Friday, February 26, 2010

The story of a guava tree

Rajkot is full of interesting ‘Gandhi’ places, but it’s funny how nearly every place has been renamed after Gandhi!
Alfred High School, for instance, is now Mahatma Gandhi Vidyalaya… I had only seen photographs of the school, seeing it in brick and style was very exciting and all of us took turns taking pictures in front of it. We also went inside to watch a play, but I mostly watched the teachers, imagining how it must have been when Gandhi was little.
Rashtriya Shala was where ‘Talking Gandhi’, a series of interventions organized by the Galaxy School, was inaugurated. Jitendrabhai Desai, trustee of the Navjivan Trust that publishes books by Gandhi, exhorted us to draw inspiration from Hind Swaraj the way Gandhi himself drew inspiration from a play on the life of Harishchandra. Well, there are many things we can draw inspiration from in our lives, and many things that must elicit our indignation, that we must speak up against. Demeaning behaviour, injustice, affront to human dignity, unfairness, cruelty…

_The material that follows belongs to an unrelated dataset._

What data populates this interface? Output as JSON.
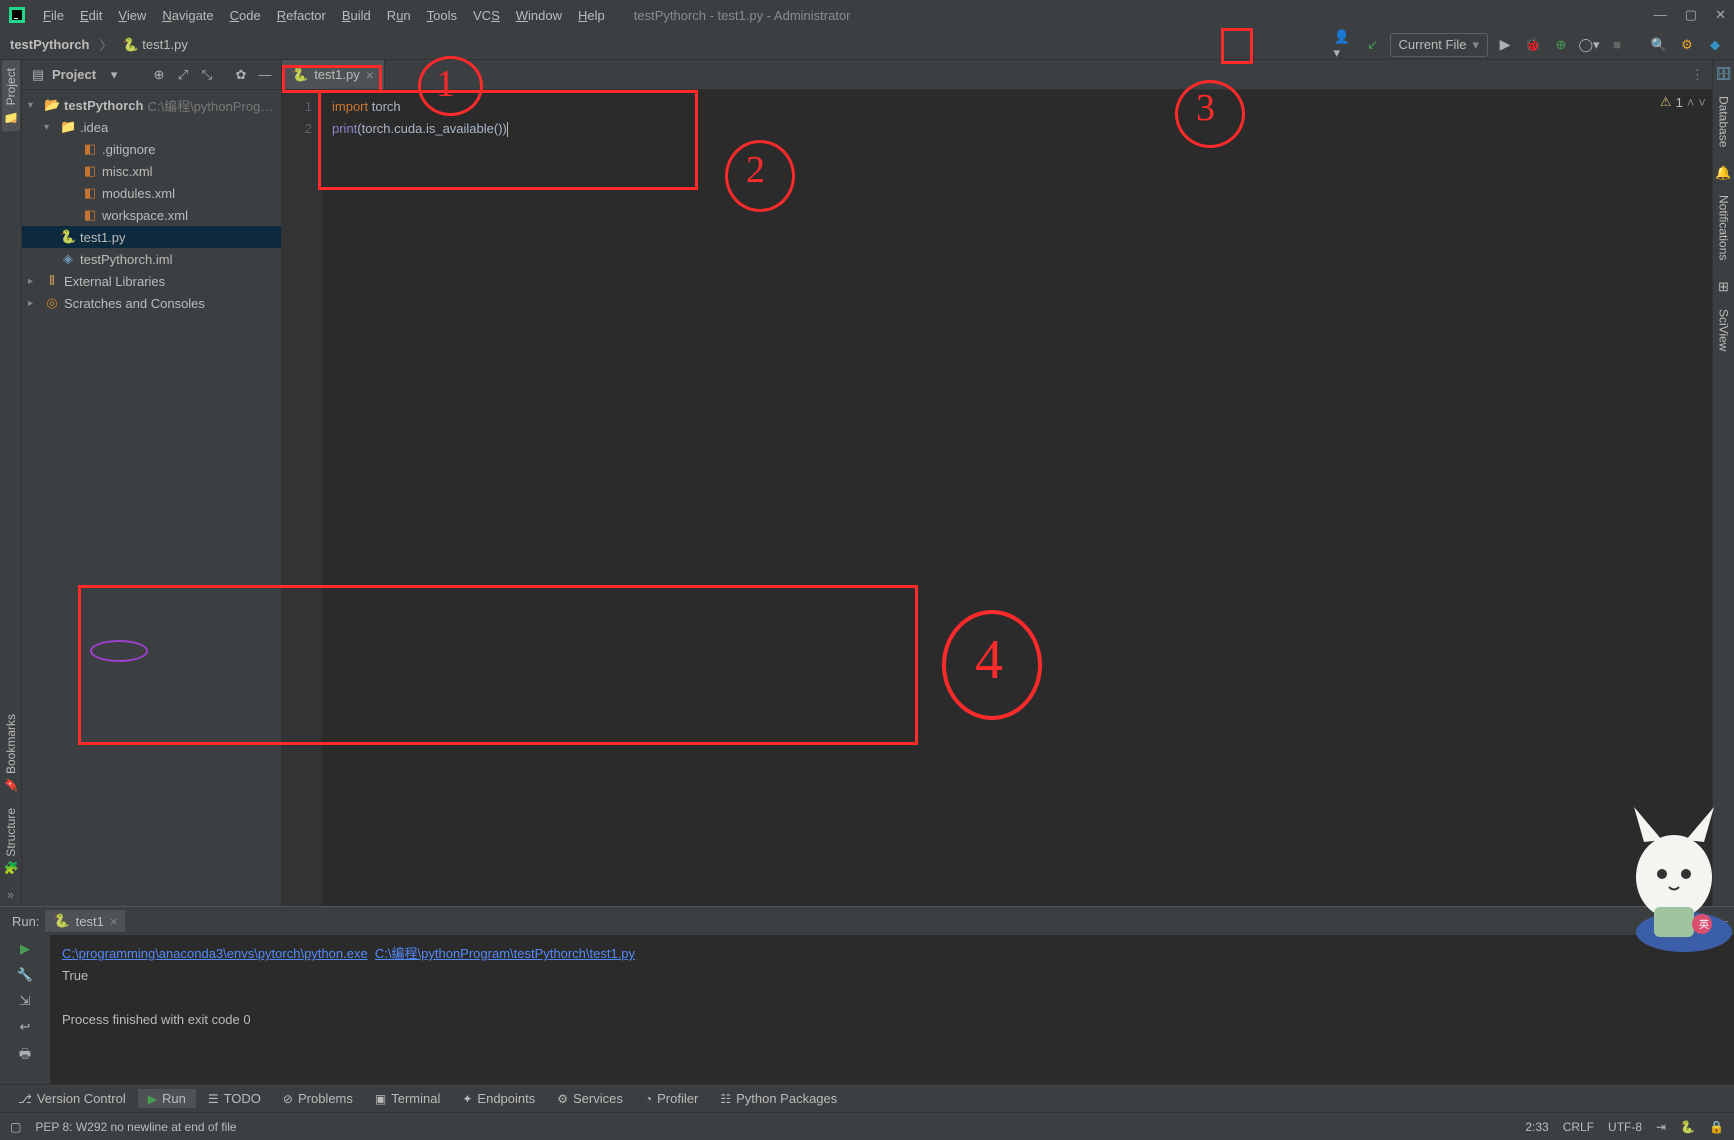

Rashtriya Shala also houses a fantastic library of books that belonged to Mahadev Desai, Gandhi’s trusted secretary for many years. Some of us sat in the room in which Gandhiji had observed a fast unto death in 1939, and listened as Tenzin Tsundue told us about being Tibetan, a refugee, and living in Dharamshala. “Remember the scene in ‘3 Idiots’ where these two guys drive up to Shimla? It’s not the Shimla road, it’s the Manali road. That’s where I was born, on the roadside, somewhere there. My parents were road construction workers. Then they were relocated to Karnataka.”
The Rashtriya Shala campus also houses a patola weaving and training centre. Patola silk weaving is an old and intricate technique famous in Gujarat.
For me, the best part was visiting his home in the middle of a crowded market where a tiny shop also sells lovely bandhini saris. Called Kaba Gandhi no Delo, it’s been kept nice and neat, although the flooring is modernly smooth. A lovely, elderly gentleman called Prabhatbhai is the caretaker and he affectionately took Astrid Kummer (a clown performer based in Pondicherry) and me around. But I was most excited about the guava tree in the compound. Prabhatbhai said it was not the same one that was around when Gandhiji was around, but it had grown, on its own, from that root. It was its baby, so to speak. Remember how little Mohan’s heart bled for the guavas that had been pecked by birds and how he would climb to the topmost branches, bandaging each ‘hurt’ fruit with cloth? That’s the image that came to me when I beheld this really tall tree. Seeing how thrilled I was, Prabhatbhai said, “Just as Gandhiji gave us the sweet fruit of freedom, so this tree bears sweet fruit, even today.”